I retrieved raw expression values from geo series supplementary files and did a normalization:
treatment1Samples <- c("GSM437316","GSM437286","GSM437305","GSM437297","GSM437277","GSM437282","GSM437269","GSM437302")
treatment2Samples <- c("GSM437147","GSM437138","GSM437311","GSM437218","GSM437114","GSM437234","GSM437165","GSM437299")
sampleNames <- c(treatment1Samples, treatment2Samples)

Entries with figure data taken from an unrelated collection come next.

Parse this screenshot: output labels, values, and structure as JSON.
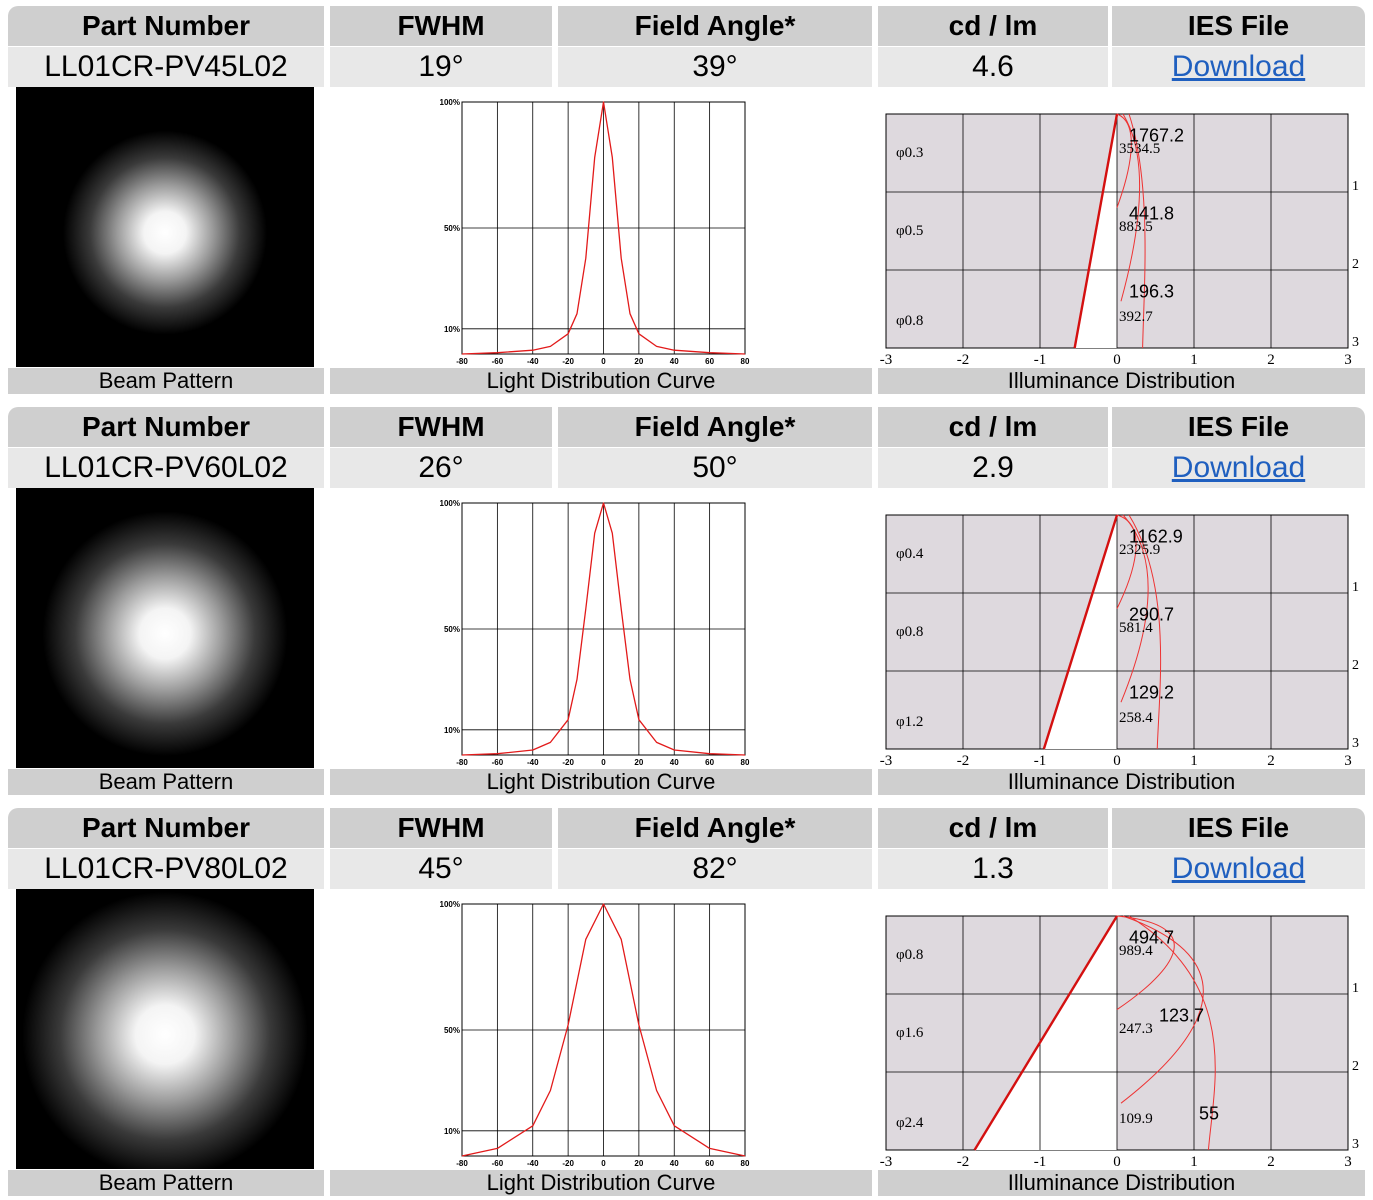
{
  "headers": {
    "part_number": "Part Number",
    "fwhm": "FWHM",
    "field_angle": "Field Angle*",
    "cd_lm": "cd / lm",
    "ies_file": "IES File"
  },
  "captions": {
    "beam": "Beam Pattern",
    "curve": "Light Distribution Curve",
    "illuminance": "Illuminance Distribution"
  },
  "curve_axis": {
    "y_labels": [
      "100%",
      "50%",
      "10%"
    ],
    "x_labels": [
      "-80",
      "-60",
      "-40",
      "-20",
      "0",
      "20",
      "40",
      "60",
      "80"
    ]
  },
  "ill_axis": {
    "x_labels": [
      "-3",
      "-2",
      "-1",
      "0",
      "1",
      "2",
      "3"
    ],
    "y_labels": [
      "1",
      "2",
      "3"
    ]
  },
  "products": [
    {
      "part_number": "LL01CR-PV45L02",
      "fwhm": "19°",
      "field_angle": "39°",
      "cd_lm": "4.6",
      "ies": "Download",
      "phi": [
        "φ0.3",
        "φ0.5",
        "φ0.8"
      ],
      "lux_big": [
        "1767.2",
        "441.8",
        "196.3"
      ],
      "lux_small": [
        "3534.5",
        "883.5",
        "392.7"
      ],
      "chart_data": {
        "type": "line",
        "x": [
          -80,
          -60,
          -40,
          -30,
          -20,
          -15,
          -10,
          -5,
          0,
          5,
          10,
          15,
          20,
          30,
          40,
          60,
          80
        ],
        "series": [
          {
            "values": [
              0,
              0.5,
              1.5,
              3,
              8,
              16,
              38,
              78,
              100,
              78,
              38,
              16,
              8,
              3,
              1.5,
              0.5,
              0
            ]
          }
        ],
        "xlim": [
          -80,
          80
        ],
        "ylim": [
          0,
          100
        ]
      }
    },
    {
      "part_number": "LL01CR-PV60L02",
      "fwhm": "26°",
      "field_angle": "50°",
      "cd_lm": "2.9",
      "ies": "Download",
      "phi": [
        "φ0.4",
        "φ0.8",
        "φ1.2"
      ],
      "lux_big": [
        "1162.9",
        "290.7",
        "129.2"
      ],
      "lux_small": [
        "2325.9",
        "581.4",
        "258.4"
      ],
      "chart_data": {
        "type": "line",
        "x": [
          -80,
          -60,
          -40,
          -30,
          -20,
          -15,
          -10,
          -5,
          0,
          5,
          10,
          15,
          20,
          30,
          40,
          60,
          80
        ],
        "series": [
          {
            "values": [
              0,
              0.5,
              2,
              5,
              14,
              30,
              58,
              88,
              100,
              88,
              58,
              30,
              14,
              5,
              2,
              0.5,
              0
            ]
          }
        ],
        "xlim": [
          -80,
          80
        ],
        "ylim": [
          0,
          100
        ]
      }
    },
    {
      "part_number": "LL01CR-PV80L02",
      "fwhm": "45°",
      "field_angle": "82°",
      "cd_lm": "1.3",
      "ies": "Download",
      "phi": [
        "φ0.8",
        "φ1.6",
        "φ2.4"
      ],
      "lux_big": [
        "494.7",
        "123.7",
        "55"
      ],
      "lux_small": [
        "989.4",
        "247.3",
        "109.9"
      ],
      "chart_data": {
        "type": "line",
        "x": [
          -80,
          -60,
          -40,
          -30,
          -20,
          -10,
          0,
          10,
          20,
          30,
          40,
          60,
          80
        ],
        "series": [
          {
            "values": [
              0,
              3,
              12,
              26,
              52,
              86,
              100,
              86,
              52,
              26,
              12,
              3,
              0
            ]
          }
        ],
        "xlim": [
          -80,
          80
        ],
        "ylim": [
          0,
          100
        ]
      }
    }
  ]
}
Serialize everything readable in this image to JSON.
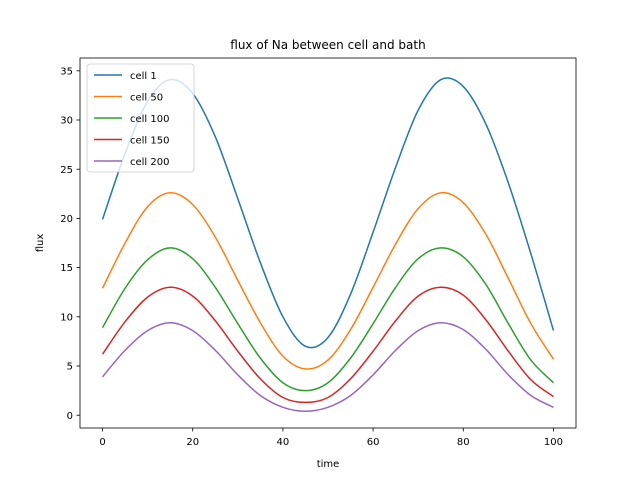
{
  "chart_data": {
    "type": "line",
    "title": "flux of Na between cell and bath",
    "xlabel": "time",
    "ylabel": "flux",
    "xlim": [
      -5,
      105
    ],
    "ylim": [
      -1.3,
      36.3
    ],
    "xticks": [
      0,
      20,
      40,
      60,
      80,
      100
    ],
    "yticks": [
      0,
      5,
      10,
      15,
      20,
      25,
      30,
      35
    ],
    "grid": false,
    "legend_position": "upper-left",
    "colors": {
      "cell 1": "#1f77b4",
      "cell 50": "#ff7f0e",
      "cell 100": "#2ca02c",
      "cell 150": "#d62728",
      "cell 200": "#9467bd"
    },
    "series": [
      {
        "name": "cell 1",
        "x": [
          0,
          5,
          10,
          15,
          20,
          25,
          30,
          35,
          40,
          45,
          50,
          55,
          60,
          65,
          70,
          75,
          80,
          85,
          90,
          95,
          100
        ],
        "values": [
          19.9,
          26.6,
          31.9,
          34.1,
          32.7,
          28.3,
          22.0,
          15.5,
          10.0,
          7.0,
          7.9,
          12.3,
          18.6,
          25.2,
          31.0,
          34.1,
          33.4,
          29.6,
          23.6,
          16.4,
          8.6
        ]
      },
      {
        "name": "cell 50",
        "x": [
          0,
          5,
          10,
          15,
          20,
          25,
          30,
          35,
          40,
          45,
          50,
          55,
          60,
          65,
          70,
          75,
          80,
          85,
          90,
          95,
          100
        ],
        "values": [
          12.9,
          17.5,
          21.2,
          22.6,
          21.4,
          18.1,
          13.7,
          9.4,
          6.0,
          4.7,
          5.6,
          8.7,
          13.0,
          17.4,
          21.0,
          22.6,
          21.6,
          18.4,
          13.9,
          9.3,
          5.7
        ]
      },
      {
        "name": "cell 100",
        "x": [
          0,
          5,
          10,
          15,
          20,
          25,
          30,
          35,
          40,
          45,
          50,
          55,
          60,
          65,
          70,
          75,
          80,
          85,
          90,
          95,
          100
        ],
        "values": [
          8.9,
          12.9,
          15.8,
          17.0,
          15.9,
          13.0,
          9.3,
          5.8,
          3.3,
          2.5,
          3.3,
          5.8,
          9.3,
          13.0,
          15.9,
          17.0,
          16.1,
          13.3,
          9.3,
          5.6,
          3.3
        ]
      },
      {
        "name": "cell 150",
        "x": [
          0,
          5,
          10,
          15,
          20,
          25,
          30,
          35,
          40,
          45,
          50,
          55,
          60,
          65,
          70,
          75,
          80,
          85,
          90,
          95,
          100
        ],
        "values": [
          6.2,
          9.5,
          12.0,
          13.0,
          12.1,
          9.6,
          6.5,
          3.7,
          1.8,
          1.3,
          1.8,
          3.7,
          6.5,
          9.6,
          12.1,
          13.0,
          12.2,
          9.7,
          6.5,
          3.6,
          1.9
        ]
      },
      {
        "name": "cell 200",
        "x": [
          0,
          5,
          10,
          15,
          20,
          25,
          30,
          35,
          40,
          45,
          50,
          55,
          60,
          65,
          70,
          75,
          80,
          85,
          90,
          95,
          100
        ],
        "values": [
          3.9,
          6.6,
          8.6,
          9.4,
          8.6,
          6.6,
          4.1,
          2.0,
          0.8,
          0.4,
          0.8,
          2.0,
          4.1,
          6.6,
          8.6,
          9.4,
          8.7,
          6.7,
          4.1,
          2.0,
          0.8
        ]
      }
    ]
  }
}
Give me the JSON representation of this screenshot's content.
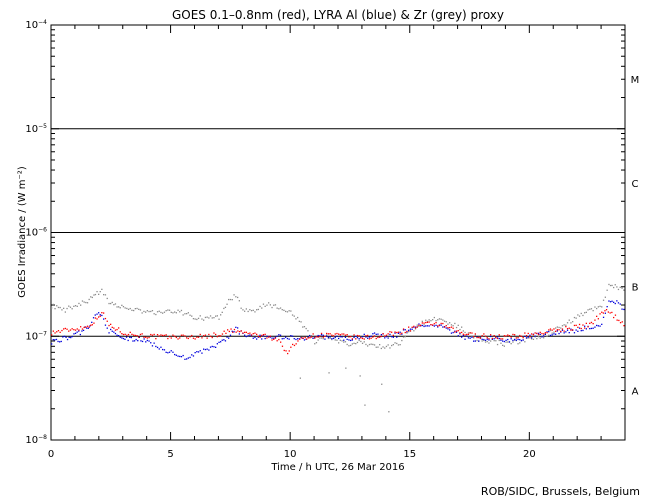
{
  "chart_data": {
    "type": "scatter",
    "title": "GOES 0.1–0.8nm (red), LYRA Al (blue) & Zr (grey) proxy",
    "xlabel": "Time / h UTC, 26 Mar 2016",
    "ylabel": "GOES Irradiance / (W m⁻²)",
    "xlim": [
      0,
      24
    ],
    "ylim": [
      1e-08,
      0.0001
    ],
    "yscale": "log",
    "x_ticks": [
      {
        "value": 0,
        "label": "0"
      },
      {
        "value": 5,
        "label": "5"
      },
      {
        "value": 10,
        "label": "10"
      },
      {
        "value": 15,
        "label": "15"
      },
      {
        "value": 20,
        "label": "20"
      }
    ],
    "y_ticks": [
      {
        "value": 1e-08,
        "base": "10",
        "exp": "−8"
      },
      {
        "value": 1e-07,
        "base": "10",
        "exp": "−7"
      },
      {
        "value": 1e-06,
        "base": "10",
        "exp": "−6"
      },
      {
        "value": 1e-05,
        "base": "10",
        "exp": "−5"
      },
      {
        "value": 0.0001,
        "base": "10",
        "exp": "−4"
      }
    ],
    "threshold_lines": [
      1e-07,
      1e-06,
      1e-05
    ],
    "flare_classes": [
      {
        "label": "A",
        "value": 3e-08
      },
      {
        "label": "B",
        "value": 3e-07
      },
      {
        "label": "C",
        "value": 3e-06
      },
      {
        "label": "M",
        "value": 3e-05
      }
    ],
    "series": [
      {
        "color": "#ff0000",
        "x": [
          0,
          0.5,
          1,
          1.5,
          1.9,
          2.1,
          2.4,
          3,
          3.5,
          4,
          4.5,
          5,
          5.5,
          6,
          6.5,
          7,
          7.5,
          8,
          8.5,
          9,
          9.5,
          9.8,
          10,
          10.3,
          10.6,
          11,
          11.5,
          12,
          12.5,
          13,
          13.5,
          14,
          14.5,
          15,
          15.5,
          16,
          16.5,
          17,
          17.5,
          18,
          18.5,
          19,
          19.5,
          20,
          20.5,
          21,
          21.5,
          22,
          22.5,
          23,
          23.2,
          23.5,
          24
        ],
        "y": [
          1.1e-07,
          1.15e-07,
          1.2e-07,
          1.25e-07,
          1.5e-07,
          1.75e-07,
          1.3e-07,
          1.1e-07,
          1.05e-07,
          1.02e-07,
          1e-07,
          1e-07,
          1e-07,
          1e-07,
          1.02e-07,
          1.05e-07,
          1.15e-07,
          1.1e-07,
          1.05e-07,
          1e-07,
          9.5e-08,
          7e-08,
          7.8e-08,
          9e-08,
          1e-07,
          1.02e-07,
          1.05e-07,
          1.03e-07,
          1e-07,
          9.8e-08,
          1e-07,
          1.05e-07,
          1.1e-07,
          1.2e-07,
          1.3e-07,
          1.35e-07,
          1.25e-07,
          1.1e-07,
          1.05e-07,
          1.02e-07,
          1e-07,
          1e-07,
          1.02e-07,
          1.05e-07,
          1.1e-07,
          1.15e-07,
          1.2e-07,
          1.25e-07,
          1.3e-07,
          1.7e-07,
          1.9e-07,
          1.6e-07,
          1.3e-07
        ]
      },
      {
        "color": "#0000dd",
        "x": [
          0,
          0.4,
          0.8,
          1.2,
          1.6,
          1.9,
          2.1,
          2.4,
          2.8,
          3.2,
          3.6,
          4,
          4.5,
          5,
          5.5,
          6,
          6.5,
          7,
          7.4,
          7.7,
          8,
          8.5,
          9,
          9.5,
          10,
          10.5,
          11,
          11.5,
          12,
          12.5,
          13,
          13.5,
          14,
          14.5,
          15,
          15.5,
          16,
          16.5,
          17,
          17.5,
          18,
          18.5,
          19,
          19.5,
          20,
          20.5,
          21,
          21.5,
          22,
          22.5,
          23,
          23.3,
          23.7,
          24
        ],
        "y": [
          9e-08,
          9.5e-08,
          1e-07,
          1.1e-07,
          1.3e-07,
          1.7e-07,
          1.6e-07,
          1.15e-07,
          1e-07,
          9.5e-08,
          9.5e-08,
          9e-08,
          8e-08,
          7e-08,
          6.3e-08,
          6.8e-08,
          7.5e-08,
          8.5e-08,
          1e-07,
          1.2e-07,
          1.05e-07,
          1e-07,
          1e-07,
          1e-07,
          9.8e-08,
          9.8e-08,
          1e-07,
          1e-07,
          9.8e-08,
          9.5e-08,
          1e-07,
          1.05e-07,
          1e-07,
          1.05e-07,
          1.2e-07,
          1.3e-07,
          1.3e-07,
          1.2e-07,
          1.05e-07,
          9.5e-08,
          9.5e-08,
          1e-07,
          9e-08,
          9.5e-08,
          1e-07,
          1.05e-07,
          1.1e-07,
          1.15e-07,
          1.15e-07,
          1.25e-07,
          1.3e-07,
          2.3e-07,
          2.1e-07,
          1.8e-07
        ]
      },
      {
        "color": "#8c8c8c",
        "x": [
          0,
          0.5,
          1,
          1.5,
          1.9,
          2.1,
          2.4,
          3,
          3.5,
          4,
          4.5,
          5,
          5.5,
          6,
          6.5,
          7,
          7.4,
          7.7,
          8,
          8.5,
          9,
          9.5,
          10,
          10.5,
          11,
          11.5,
          12,
          12.5,
          13,
          13.5,
          14,
          14.5,
          15,
          15.5,
          16,
          16.5,
          17,
          17.5,
          18,
          18.5,
          19,
          19.5,
          20,
          20.5,
          21,
          21.5,
          22,
          22.5,
          23,
          23.3,
          23.7,
          24
        ],
        "y": [
          2e-07,
          1.8e-07,
          2e-07,
          2.2e-07,
          2.6e-07,
          2.8e-07,
          2.2e-07,
          1.9e-07,
          1.8e-07,
          1.75e-07,
          1.7e-07,
          1.8e-07,
          1.7e-07,
          1.55e-07,
          1.5e-07,
          1.55e-07,
          2.2e-07,
          2.5e-07,
          1.8e-07,
          1.75e-07,
          2.1e-07,
          1.9e-07,
          1.7e-07,
          1.3e-07,
          9e-08,
          1e-07,
          9e-08,
          8.5e-08,
          9e-08,
          8e-08,
          8e-08,
          8.5e-08,
          1.15e-07,
          1.35e-07,
          1.5e-07,
          1.4e-07,
          1.25e-07,
          1.05e-07,
          9e-08,
          9e-08,
          8.5e-08,
          9e-08,
          9.5e-08,
          1e-07,
          1.15e-07,
          1.3e-07,
          1.6e-07,
          1.8e-07,
          2e-07,
          3.2e-07,
          3e-07,
          2.8e-07
        ]
      }
    ],
    "scattered_points": {
      "color": "#8c8c8c",
      "x": [
        10.4,
        11.6,
        12.3,
        13.1,
        13.8,
        14.1,
        12.9
      ],
      "y": [
        4e-08,
        4.5e-08,
        5e-08,
        2.2e-08,
        3.5e-08,
        1.9e-08,
        4.2e-08
      ]
    }
  },
  "footer": {
    "credit": "ROB/SIDC, Brussels, Belgium"
  }
}
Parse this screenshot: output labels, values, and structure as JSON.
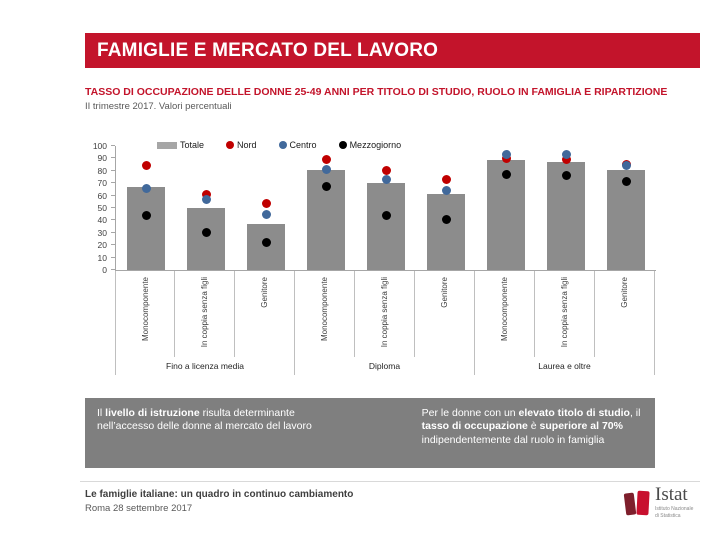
{
  "banner": {
    "title": "FAMIGLIE E MERCATO DEL LAVORO"
  },
  "heading": {
    "title": "TASSO DI OCCUPAZIONE DELLE DONNE 25-49 ANNI PER TITOLO DI STUDIO, RUOLO IN FAMIGLIA E RIPARTIZIONE",
    "subtitle": "II trimestre 2017. Valori percentuali"
  },
  "chart_data": {
    "type": "bar",
    "title": "Tasso di occupazione delle donne 25-49 anni per titolo di studio, ruolo in famiglia e ripartizione",
    "subtitle": "II trimestre 2017. Valori percentuali",
    "xlabel": "",
    "ylabel": "",
    "ylim": [
      0,
      100
    ],
    "ytick_step": 10,
    "legend_position": "top",
    "grid": false,
    "group_labels": [
      "Fino a licenza media",
      "Diploma",
      "Laurea e oltre"
    ],
    "categories": [
      "Monocomponente",
      "In coppia senza figli",
      "Genitore"
    ],
    "bar_series": {
      "name": "Totale",
      "color": "#8C8C8C",
      "values": [
        67,
        50,
        37,
        81,
        70,
        61,
        89,
        87,
        81
      ]
    },
    "dot_series": [
      {
        "name": "Nord",
        "color": "#C00000",
        "values": [
          84,
          61,
          54,
          89,
          80,
          73,
          90,
          89,
          85
        ]
      },
      {
        "name": "Centro",
        "color": "#41699B",
        "values": [
          66,
          57,
          45,
          81,
          73,
          64,
          93,
          93,
          84
        ]
      },
      {
        "name": "Mezzogiorno",
        "color": "#000000",
        "values": [
          44,
          30,
          22,
          67,
          44,
          41,
          77,
          76,
          71
        ]
      }
    ]
  },
  "insights": {
    "left": [
      {
        "text": "Il ",
        "bold": false
      },
      {
        "text": "livello di istruzione",
        "bold": true
      },
      {
        "text": "  risulta determinante nell’accesso delle donne al mercato del lavoro",
        "bold": false
      }
    ],
    "right": [
      {
        "text": "Per le donne con un ",
        "bold": false
      },
      {
        "text": "elevato titolo di studio",
        "bold": true
      },
      {
        "text": ", il ",
        "bold": false
      },
      {
        "text": "tasso di occupazione",
        "bold": true
      },
      {
        "text": " è ",
        "bold": false
      },
      {
        "text": "superiore al 70%",
        "bold": true
      },
      {
        "text": " indipendentemente dal ruolo in famiglia",
        "bold": false
      }
    ]
  },
  "footer": {
    "title": "Le famiglie italiane: un quadro in continuo cambiamento",
    "date": "Roma 28 settembre 2017",
    "logo_name": "Istat",
    "logo_subtext": "Istituto Nazionale\ndi Statistica"
  },
  "colors": {
    "banner_red": "#C3142B",
    "heading_red": "#C3142B",
    "bar_gray": "#8C8C8C",
    "insight_gray": "#7F7F7F",
    "logo_dark_red": "#7E1F2C",
    "logo_bright_red": "#C8102E"
  }
}
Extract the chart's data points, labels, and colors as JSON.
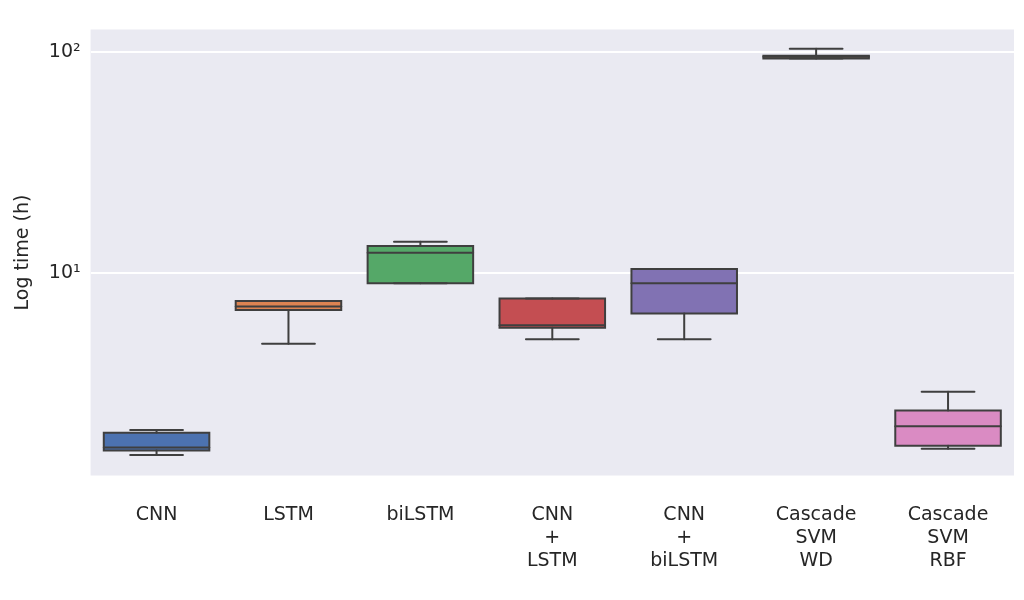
{
  "chart_data": {
    "type": "box",
    "ylabel": "Log time (h)",
    "categories": [
      "CNN",
      "LSTM",
      "biLSTM",
      "CNN\n+\nLSTM",
      "CNN\n+\nbiLSTM",
      "Cascade\nSVM\nWD",
      "Cascade\nSVM\nRBF"
    ],
    "colors": [
      "#4c72b0",
      "#dd8452",
      "#55a868",
      "#c44e52",
      "#8172b3",
      "#937860",
      "#da8bc3"
    ],
    "boxes": [
      {
        "low": 1.49,
        "q1": 1.56,
        "median": 1.61,
        "q3": 1.88,
        "high": 1.93
      },
      {
        "low": 4.76,
        "q1": 6.77,
        "median": 7.03,
        "q3": 7.43,
        "high": 7.43
      },
      {
        "low": 8.95,
        "q1": 8.95,
        "median": 12.3,
        "q3": 13.2,
        "high": 13.8
      },
      {
        "low": 4.99,
        "q1": 5.62,
        "median": 5.78,
        "q3": 7.64,
        "high": 7.64
      },
      {
        "low": 4.99,
        "q1": 6.53,
        "median": 8.95,
        "q3": 10.4,
        "high": 10.4
      },
      {
        "low": 93.8,
        "q1": 93.8,
        "median": 95.5,
        "q3": 96.4,
        "high": 103.8
      },
      {
        "low": 1.59,
        "q1": 1.64,
        "median": 2.01,
        "q3": 2.37,
        "high": 2.88
      }
    ],
    "log": true,
    "ylim": [
      1.2,
      127
    ],
    "yticks": [
      {
        "value": 10,
        "label": "10¹"
      },
      {
        "value": 100,
        "label": "10²"
      }
    ],
    "grid": "y"
  }
}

rawData <- read.celfiles(pathSampleCELfiles)
normData <- rma(rawData)
As the resulting expressionset didn't have the complete sample metadata (phenoData) I retrieved it from GEO with:
seriesMatrixFilesList <- getGEO(GEOId, GSEMatrix=T)
# following selects data of platform we want (there are two in this experiment):
for (i in 1:length(seriesMatrixFilesList)) {
if (as.character(unique(seriesMatrixFilesList[[i]]$platform_id)) == GPLId) {
seriesMatrixFile <- seriesMatrixFilesList[[i]]
}
}
pheno <- phenoData(seriesMatrixFile) # gets complete phenoData of the study
pheno <- pheno[sampleNames,] # pheno has metadata for all samples, so we select just the samples we want
and then added it to normalized expression values:
phenoData(normData) <- pheno
The rownames of phenodata has the samples names:
rownames(phenoData(normData))
[1] "GSM437316" "GSM437286" "GSM437305" "GSM437297" "GSM437277" "GSM437282" "GSM437269" "GSM437302" "GSM437147" "GSM437138" "GSM437311"
[12] "GSM437218" "GSM437114" "GSM437234" "GSM437165" "GSM437299"
But column names of assaydata are file names:
colnames(exprs(normData))
[1] "GSM437114.CEL.gz" "GSM437138.CEL.gz" "GSM437147.CEL.gz" "GSM437165.CEL.gz" "GSM437218.CEL.gz" "GSM437234.CEL.gz" "GSM437269.CEL.gz"
[8] "GSM437277.CEL.gz" "GSM437282.CEL.gz" "GSM437286.CEL.gz" "GSM437297.CEL.gz" "GSM437299.CEL.gz" "GSM437302.CEL.gz" "GSM437305.CEL.gz"
[15] "GSM437311.CEL.gz" "GSM437316.CEL.gz"
I tried to change assaydata column names to sample names:
newNames<- unlist(lapply(strsplit(colnames(exprs(normData)), '(\\.)|(_)'), function(x) x[1]))
newNames
[1] "GSM437114" "GSM437138" "GSM437147" "GSM437165" "GSM437218" "GSM437234" "GSM437269" "GSM437277" "GSM437282" "GSM437286" "GSM437297"
[12] "GSM437299" "GSM437302" "GSM437305" "GSM437311" "GSM437316"
colnames(exprs(normData)) <- newNames
And got this error:
Error in (function (od, vd) :
object and replacement value dimnames differ
although number of element of newNames
is same as of colnames(exprs(normData))
- How can I solve this?
- Also, does the order of column names in assay data has to be same as row names in phenoData?
Note: Above I din't do colnames(exprs(normData)) <- rownames(phenoData(normData))
cause wanted to keep assayData column names order, which was different from rownames order in phenoData
it was easier than I though. thank you!